G.-C. F. : Il y a des espaces particuliers qui se sont installés dans chacun de ces pays, qui sont issus d'une façon de penser, d'une forme culturelle particulière à chacune de ces civilisations. Certains théâtres se sont figés dans des formes parfaites. C'est ce que tous les artistes cherchent à atteindre : la forme parfaite. Le Nô et le Bunraku, par exemple, sont deux formes qui se sont figées dans leurs dimensions, dans le rapport des musiciens et des acteurs, etc. Après notre travail sur les pièces de Shakespeare, la Maison de la Culture du Japon m'a demandé de concevoir une salle modulable, pouvant accueillir à la fois la scène du Nô et celle du Bunraku. Je me suis alors attaché à ce que soit respectée la trame chère aux Japonais. La question de la trame des spectateurs s'est alors posée, car un spectateur japonais et un spectateur français ne s'assoient pas du tout de la même façon. Le premier prend beaucoup moins de place. Le spectateur occidental a besoin d'un espace plus grand, non seulement en raison de sa taille, mais aussi pour des questions de sécurité. Ce fut très amusant de confronter, de marier ces deux données. Mais, en ce qui concerne l'adaptation scénique au théâtre classique japonais, nous travaillions sur des formes abouties, parfaites parce que cohérentes.

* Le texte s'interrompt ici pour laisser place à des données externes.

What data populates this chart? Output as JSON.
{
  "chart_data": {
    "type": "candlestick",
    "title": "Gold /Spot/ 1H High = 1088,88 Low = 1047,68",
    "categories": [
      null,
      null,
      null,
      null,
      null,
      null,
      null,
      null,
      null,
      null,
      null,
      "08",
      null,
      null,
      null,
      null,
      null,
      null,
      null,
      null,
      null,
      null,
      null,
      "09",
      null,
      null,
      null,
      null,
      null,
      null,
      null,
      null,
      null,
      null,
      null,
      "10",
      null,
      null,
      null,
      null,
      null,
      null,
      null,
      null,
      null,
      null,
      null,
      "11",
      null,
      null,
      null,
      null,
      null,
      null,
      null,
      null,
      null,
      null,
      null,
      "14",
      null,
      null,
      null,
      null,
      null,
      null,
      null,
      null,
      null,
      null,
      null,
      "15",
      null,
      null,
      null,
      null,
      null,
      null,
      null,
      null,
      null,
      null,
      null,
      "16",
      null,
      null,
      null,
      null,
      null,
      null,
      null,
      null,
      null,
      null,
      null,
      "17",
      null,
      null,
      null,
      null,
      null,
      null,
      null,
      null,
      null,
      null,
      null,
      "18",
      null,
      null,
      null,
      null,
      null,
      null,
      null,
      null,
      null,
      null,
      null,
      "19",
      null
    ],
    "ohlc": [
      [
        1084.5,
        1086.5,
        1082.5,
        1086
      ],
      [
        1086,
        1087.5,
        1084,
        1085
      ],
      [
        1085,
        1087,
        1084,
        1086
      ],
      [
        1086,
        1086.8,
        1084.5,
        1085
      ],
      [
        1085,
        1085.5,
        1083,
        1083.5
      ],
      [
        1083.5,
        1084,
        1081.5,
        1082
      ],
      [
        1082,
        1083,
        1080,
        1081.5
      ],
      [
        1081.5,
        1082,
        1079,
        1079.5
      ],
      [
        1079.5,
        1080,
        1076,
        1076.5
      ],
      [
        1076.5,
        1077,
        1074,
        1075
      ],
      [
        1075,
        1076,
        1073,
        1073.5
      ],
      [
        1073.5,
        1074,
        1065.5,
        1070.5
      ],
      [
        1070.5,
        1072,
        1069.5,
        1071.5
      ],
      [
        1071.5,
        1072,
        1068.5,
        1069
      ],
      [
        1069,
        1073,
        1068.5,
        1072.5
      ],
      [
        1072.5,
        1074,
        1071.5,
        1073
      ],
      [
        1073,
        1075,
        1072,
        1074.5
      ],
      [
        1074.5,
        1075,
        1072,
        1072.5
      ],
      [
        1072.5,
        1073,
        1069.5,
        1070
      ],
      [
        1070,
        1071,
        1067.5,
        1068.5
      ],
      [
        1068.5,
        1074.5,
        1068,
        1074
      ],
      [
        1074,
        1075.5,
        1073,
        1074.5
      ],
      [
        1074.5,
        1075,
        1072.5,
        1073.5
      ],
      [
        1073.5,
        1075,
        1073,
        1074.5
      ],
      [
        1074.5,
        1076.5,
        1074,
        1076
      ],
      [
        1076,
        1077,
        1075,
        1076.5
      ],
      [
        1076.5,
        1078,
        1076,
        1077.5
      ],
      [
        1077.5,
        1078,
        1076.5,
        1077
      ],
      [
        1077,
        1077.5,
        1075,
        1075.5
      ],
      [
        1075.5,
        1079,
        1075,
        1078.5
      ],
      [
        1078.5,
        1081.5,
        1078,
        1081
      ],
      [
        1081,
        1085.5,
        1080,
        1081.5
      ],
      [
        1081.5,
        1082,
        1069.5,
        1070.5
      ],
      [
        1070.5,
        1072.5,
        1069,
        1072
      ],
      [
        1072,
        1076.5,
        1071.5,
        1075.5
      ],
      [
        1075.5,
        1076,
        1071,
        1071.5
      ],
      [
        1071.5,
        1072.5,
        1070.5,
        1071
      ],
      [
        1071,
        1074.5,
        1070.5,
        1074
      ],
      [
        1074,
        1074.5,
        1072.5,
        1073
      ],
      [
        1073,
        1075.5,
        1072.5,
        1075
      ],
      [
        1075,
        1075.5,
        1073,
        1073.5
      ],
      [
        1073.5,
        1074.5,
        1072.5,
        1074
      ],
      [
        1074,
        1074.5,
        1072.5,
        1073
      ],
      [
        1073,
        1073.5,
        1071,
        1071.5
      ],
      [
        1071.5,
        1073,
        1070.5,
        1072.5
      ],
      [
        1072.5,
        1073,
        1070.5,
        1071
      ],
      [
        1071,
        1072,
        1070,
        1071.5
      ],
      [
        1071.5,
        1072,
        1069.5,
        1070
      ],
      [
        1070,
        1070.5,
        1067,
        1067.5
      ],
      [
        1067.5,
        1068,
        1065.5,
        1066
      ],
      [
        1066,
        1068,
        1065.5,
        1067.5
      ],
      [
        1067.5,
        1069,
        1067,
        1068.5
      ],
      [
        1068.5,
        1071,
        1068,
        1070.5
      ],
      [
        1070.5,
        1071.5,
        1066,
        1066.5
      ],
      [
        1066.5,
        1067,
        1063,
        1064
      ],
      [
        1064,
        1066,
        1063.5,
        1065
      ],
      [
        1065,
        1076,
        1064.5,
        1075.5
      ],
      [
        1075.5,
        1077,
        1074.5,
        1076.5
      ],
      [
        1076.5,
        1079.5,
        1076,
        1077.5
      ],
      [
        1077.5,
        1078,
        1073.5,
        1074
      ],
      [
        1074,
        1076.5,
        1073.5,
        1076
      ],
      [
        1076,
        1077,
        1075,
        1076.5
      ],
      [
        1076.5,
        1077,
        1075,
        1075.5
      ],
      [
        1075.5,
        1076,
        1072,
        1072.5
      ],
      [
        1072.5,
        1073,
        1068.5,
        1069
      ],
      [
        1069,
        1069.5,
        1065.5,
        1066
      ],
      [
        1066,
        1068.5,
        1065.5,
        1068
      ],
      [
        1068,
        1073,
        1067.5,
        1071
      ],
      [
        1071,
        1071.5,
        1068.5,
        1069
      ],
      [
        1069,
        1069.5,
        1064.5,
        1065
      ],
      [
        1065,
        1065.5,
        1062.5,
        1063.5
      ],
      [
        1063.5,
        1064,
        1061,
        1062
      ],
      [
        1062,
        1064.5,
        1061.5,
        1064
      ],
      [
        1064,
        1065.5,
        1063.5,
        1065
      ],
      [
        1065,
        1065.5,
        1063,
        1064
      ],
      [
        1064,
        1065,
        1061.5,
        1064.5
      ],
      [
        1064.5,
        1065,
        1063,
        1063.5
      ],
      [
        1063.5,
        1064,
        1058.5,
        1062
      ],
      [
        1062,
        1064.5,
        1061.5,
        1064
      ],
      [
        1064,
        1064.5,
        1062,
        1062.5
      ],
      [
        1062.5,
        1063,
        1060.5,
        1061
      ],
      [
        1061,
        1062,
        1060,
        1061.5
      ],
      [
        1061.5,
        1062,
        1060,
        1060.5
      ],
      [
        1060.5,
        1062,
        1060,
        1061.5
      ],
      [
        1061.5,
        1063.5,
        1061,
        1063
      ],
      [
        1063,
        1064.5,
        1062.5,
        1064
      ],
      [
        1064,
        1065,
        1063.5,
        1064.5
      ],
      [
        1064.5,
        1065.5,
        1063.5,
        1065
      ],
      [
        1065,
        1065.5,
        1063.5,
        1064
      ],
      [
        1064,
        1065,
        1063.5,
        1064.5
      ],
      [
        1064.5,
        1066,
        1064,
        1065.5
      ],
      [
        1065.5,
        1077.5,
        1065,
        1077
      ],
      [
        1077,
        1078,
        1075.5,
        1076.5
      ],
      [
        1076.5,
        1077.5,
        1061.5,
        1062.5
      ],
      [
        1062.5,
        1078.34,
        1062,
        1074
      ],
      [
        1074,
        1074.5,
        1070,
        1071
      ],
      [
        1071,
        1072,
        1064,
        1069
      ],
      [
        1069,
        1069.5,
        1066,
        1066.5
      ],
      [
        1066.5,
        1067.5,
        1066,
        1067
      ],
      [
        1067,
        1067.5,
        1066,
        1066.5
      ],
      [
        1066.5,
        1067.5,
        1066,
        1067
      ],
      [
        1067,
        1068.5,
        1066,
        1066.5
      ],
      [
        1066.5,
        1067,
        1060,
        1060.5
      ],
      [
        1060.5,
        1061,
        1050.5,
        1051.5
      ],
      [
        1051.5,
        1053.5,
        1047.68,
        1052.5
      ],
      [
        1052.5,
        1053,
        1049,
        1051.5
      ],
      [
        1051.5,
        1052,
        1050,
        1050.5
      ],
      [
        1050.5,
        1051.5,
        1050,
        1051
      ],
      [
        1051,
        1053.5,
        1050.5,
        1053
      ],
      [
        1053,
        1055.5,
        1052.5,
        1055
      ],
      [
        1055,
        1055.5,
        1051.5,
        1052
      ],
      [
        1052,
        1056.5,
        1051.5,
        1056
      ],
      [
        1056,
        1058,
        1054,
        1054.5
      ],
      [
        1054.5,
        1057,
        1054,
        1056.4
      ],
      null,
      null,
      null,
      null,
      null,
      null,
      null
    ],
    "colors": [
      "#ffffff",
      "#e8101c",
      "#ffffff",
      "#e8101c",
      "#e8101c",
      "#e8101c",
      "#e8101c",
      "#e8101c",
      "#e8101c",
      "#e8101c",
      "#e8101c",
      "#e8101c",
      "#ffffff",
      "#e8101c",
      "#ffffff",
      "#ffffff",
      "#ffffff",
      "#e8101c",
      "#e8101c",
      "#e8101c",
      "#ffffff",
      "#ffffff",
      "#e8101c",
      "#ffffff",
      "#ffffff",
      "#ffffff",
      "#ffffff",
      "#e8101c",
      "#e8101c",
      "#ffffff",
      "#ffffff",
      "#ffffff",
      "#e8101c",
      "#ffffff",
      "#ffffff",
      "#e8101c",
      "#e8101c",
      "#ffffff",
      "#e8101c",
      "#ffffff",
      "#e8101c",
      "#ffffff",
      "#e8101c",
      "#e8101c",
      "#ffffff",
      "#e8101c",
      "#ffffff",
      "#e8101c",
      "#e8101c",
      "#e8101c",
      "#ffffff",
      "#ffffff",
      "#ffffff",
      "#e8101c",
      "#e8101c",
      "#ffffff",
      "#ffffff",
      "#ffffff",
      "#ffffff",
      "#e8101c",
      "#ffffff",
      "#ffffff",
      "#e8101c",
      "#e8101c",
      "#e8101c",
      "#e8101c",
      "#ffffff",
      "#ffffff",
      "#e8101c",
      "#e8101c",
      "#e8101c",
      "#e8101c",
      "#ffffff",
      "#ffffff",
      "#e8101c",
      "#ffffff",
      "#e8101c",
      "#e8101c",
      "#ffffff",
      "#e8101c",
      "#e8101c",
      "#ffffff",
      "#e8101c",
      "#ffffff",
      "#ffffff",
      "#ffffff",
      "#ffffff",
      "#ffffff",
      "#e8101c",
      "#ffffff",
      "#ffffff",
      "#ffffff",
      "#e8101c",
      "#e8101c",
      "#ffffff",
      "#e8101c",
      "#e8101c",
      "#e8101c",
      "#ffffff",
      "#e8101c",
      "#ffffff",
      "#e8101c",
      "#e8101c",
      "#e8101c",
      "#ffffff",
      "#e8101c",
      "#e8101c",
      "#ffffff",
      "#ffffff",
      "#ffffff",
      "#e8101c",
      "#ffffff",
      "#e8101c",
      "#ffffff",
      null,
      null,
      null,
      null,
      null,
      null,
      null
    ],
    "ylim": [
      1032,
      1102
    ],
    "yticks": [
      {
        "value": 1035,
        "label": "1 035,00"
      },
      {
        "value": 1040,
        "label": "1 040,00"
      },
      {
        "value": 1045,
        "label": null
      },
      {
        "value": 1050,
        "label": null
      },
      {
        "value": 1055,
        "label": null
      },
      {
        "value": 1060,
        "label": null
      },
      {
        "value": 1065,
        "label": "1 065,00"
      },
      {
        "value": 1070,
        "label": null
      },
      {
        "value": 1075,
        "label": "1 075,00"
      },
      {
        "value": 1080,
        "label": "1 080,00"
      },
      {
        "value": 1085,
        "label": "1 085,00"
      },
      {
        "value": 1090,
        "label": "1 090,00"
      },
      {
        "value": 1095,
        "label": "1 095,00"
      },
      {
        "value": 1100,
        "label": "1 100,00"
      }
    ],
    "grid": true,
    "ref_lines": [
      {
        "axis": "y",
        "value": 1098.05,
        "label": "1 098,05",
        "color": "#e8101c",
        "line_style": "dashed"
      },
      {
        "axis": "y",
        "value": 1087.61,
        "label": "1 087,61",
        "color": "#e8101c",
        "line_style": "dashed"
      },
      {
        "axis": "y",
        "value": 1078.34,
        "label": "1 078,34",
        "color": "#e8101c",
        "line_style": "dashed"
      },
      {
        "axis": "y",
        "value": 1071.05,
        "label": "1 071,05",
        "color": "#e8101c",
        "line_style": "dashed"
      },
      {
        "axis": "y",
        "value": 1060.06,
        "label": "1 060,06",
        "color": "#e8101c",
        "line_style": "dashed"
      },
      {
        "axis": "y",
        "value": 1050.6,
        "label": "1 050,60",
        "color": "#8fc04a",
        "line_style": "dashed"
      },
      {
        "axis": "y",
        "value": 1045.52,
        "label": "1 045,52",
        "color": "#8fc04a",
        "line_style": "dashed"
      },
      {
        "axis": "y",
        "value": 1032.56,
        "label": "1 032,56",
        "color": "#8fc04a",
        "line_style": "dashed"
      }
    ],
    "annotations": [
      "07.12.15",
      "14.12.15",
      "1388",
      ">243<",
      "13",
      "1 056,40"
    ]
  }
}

B. P.-V. : Pourquoi les cailloux autour du dispositif de bois de Tambours sur la
digue ? La référence au Nô n'était-elle pas directe ici ?
G.-C. F. : Sans doute, mais au-delà de cette référence, la pose de cailloux blancs, dans nombre d'activités et de civilisations, marque le territoire, si infime soit-il. La marque des tombes, celle de certains rituels religieux ou celle des légionnaires (romains ou actuels) marquant leur campement, est un rite infiniment ancien.
B. P.-V. : Jusqu'aux pièces de Shakespeare, l'espace est intégralement repensé à chaque représentation. Mais à partir de Sihanouk, il ne bouge presque plus.
G.-C. F. : C'est en effet à partir de Sihanouk que nous sommes fixés sur l'espace tel qu'il est actuellement. Mais pour chaque nouvelle création, il y a des modifications, que l'on peut qualifier d'archéologiques. Chaque scénographie est établie sur les bases de l'ancien spectacle, qui lui-même s'est réalisé à partir du précédent. On peut retrouver encore aujourd'hui des traces de Sihanouk ici. Il y a une sorte de " rituel " qui s'est instauré à partir de cette époque-là. L'espace a trouvé son juste équilibre, par rapport à l'accueil du public, au rapport acteur-spectateur, etc. Il y a par exemple une sorte d'initiation qui se joue lorsque les spectateurs assistent à la préparation des acteurs, comme dans un rituel.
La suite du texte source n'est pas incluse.